Après ces moments-là, Andy ne parvenait pas à manger, jusqu'à ce que son corps digère ce mal. Ce n'était peut-être que psychologique, il n'en savait rien, mais il avait une boule si serrée dans le ventre que rien ne pouvait passer. Cependant, Sam mettait un point d'honneur à lui remplir l'estomac. Cuisinier, il ne concevait pas le fait qu'on puisse mal manger sous son propre toit. Les deux colocataires s'étaient plutôt bien trouvés, sur ce point.

– Je suis allé faire les courses tout à l'heure, ça te dit des pizzas maisons ce soir ?

Andy leva la tête du fumet qui se dégageait du repas, avant d'aviser son colocataire qui venait de sortir de la douche. De la buée sortait de l'entrebâillement de la porte qui claqua contre le mur. Sam dans toute sa délicatesse. Il ne faisait jamais les choses dans la demi-mesure. Bourru de nature, il ne faisait attention que lorsqu'il était en cuisine. Il n'était qu'un tas de muscles avec des bras forts à force de passer ses journées à brasser des casseroles pleines. Sa peau métisse s'étirait élégamment autour de ses formes masculines. Ses cheveux bruns gouttaient, si bien que le col de son t-shirt était déjà imbibé. Une serviette à la main, il regardait le blond, intrigué.

Sam savait exactement comment réconforter l'étudiant après des nuits comme celle qu'il avait passé. C'était arrivé par un heureux hasard, mais ce fut la première fois où il avait vu le jeune homme heureux de manger. Les pizzas maison étaient son petit plaisir.

– Je ne... tenta-t-il en premier, incertain. Bon... la question ne se pose pas, j'imagine ? rigola nerveusement le blond en rejetant ses longues mèches en arrière par un mouvement souple. Tu sais très bien que je suis faible face à l'une de tes pizzas ! T'as acheté de la mozzarella ? demanda-t-il en imitant l'accent italien.

Il avait capté le regard de Samaël qui voulait dire « ne me contredit pas ».

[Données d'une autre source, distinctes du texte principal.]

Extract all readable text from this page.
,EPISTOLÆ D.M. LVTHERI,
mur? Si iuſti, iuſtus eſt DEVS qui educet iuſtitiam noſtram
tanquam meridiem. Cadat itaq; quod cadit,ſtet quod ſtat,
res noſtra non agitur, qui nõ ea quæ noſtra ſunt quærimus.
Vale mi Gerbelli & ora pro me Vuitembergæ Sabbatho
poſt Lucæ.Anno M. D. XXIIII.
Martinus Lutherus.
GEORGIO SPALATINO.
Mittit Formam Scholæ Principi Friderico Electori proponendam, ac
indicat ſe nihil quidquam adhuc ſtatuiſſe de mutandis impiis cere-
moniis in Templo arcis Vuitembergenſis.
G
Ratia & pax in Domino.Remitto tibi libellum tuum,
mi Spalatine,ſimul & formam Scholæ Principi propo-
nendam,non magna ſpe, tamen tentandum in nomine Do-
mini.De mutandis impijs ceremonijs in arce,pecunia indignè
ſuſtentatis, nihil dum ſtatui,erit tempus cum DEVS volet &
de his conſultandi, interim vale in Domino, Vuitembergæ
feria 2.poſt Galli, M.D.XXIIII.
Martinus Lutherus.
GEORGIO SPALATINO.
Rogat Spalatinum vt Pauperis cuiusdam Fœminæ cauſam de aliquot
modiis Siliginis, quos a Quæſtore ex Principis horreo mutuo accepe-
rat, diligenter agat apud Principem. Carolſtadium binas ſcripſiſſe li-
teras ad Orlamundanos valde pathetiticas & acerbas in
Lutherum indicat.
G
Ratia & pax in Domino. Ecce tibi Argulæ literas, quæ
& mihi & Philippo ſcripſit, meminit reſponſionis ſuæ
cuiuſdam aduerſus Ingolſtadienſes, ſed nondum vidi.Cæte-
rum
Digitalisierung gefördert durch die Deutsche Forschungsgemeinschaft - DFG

– Bien sûr ! Je ne voulais pas me faire tuer une fois à la maison !

A la maison. Andy savait que Sam parlait de l'appartement, mais également de lui. Il le considérait comme sa famille, en quelque sorte. Le ventre de l'étudiant se tordit.

Le métis avait cette façon de faire passer les choses importantes en un simple détail. Le plus vieux tapa l'épaule du blond avec son poing tandis que ce dernier répliqua en le pointant de sa cuillère en bois. Un bout de courgette tomba sur le carrelage et Samaël hurla à la faute. Il se mit à courir derrière le jeune homme qui était en train de s'étouffer de rire. N'en pouvant plus, Andy fit une pause et se plia en deux, les mains sur les hanches, le cœur en vrac.

Sam savait étonnement y faire pour sortir Andy de ses pensées douloureuses.

Ils avaient fait tomber des bouteilles en plastiques, à l'angle du plan de travail et fait voler les feuilles de cours du blond. Maintenant échoué comme une loque, Andy peinait à respirer. Sa poitrine n'arrivait pas à se mouvoir correctement tellement il riait.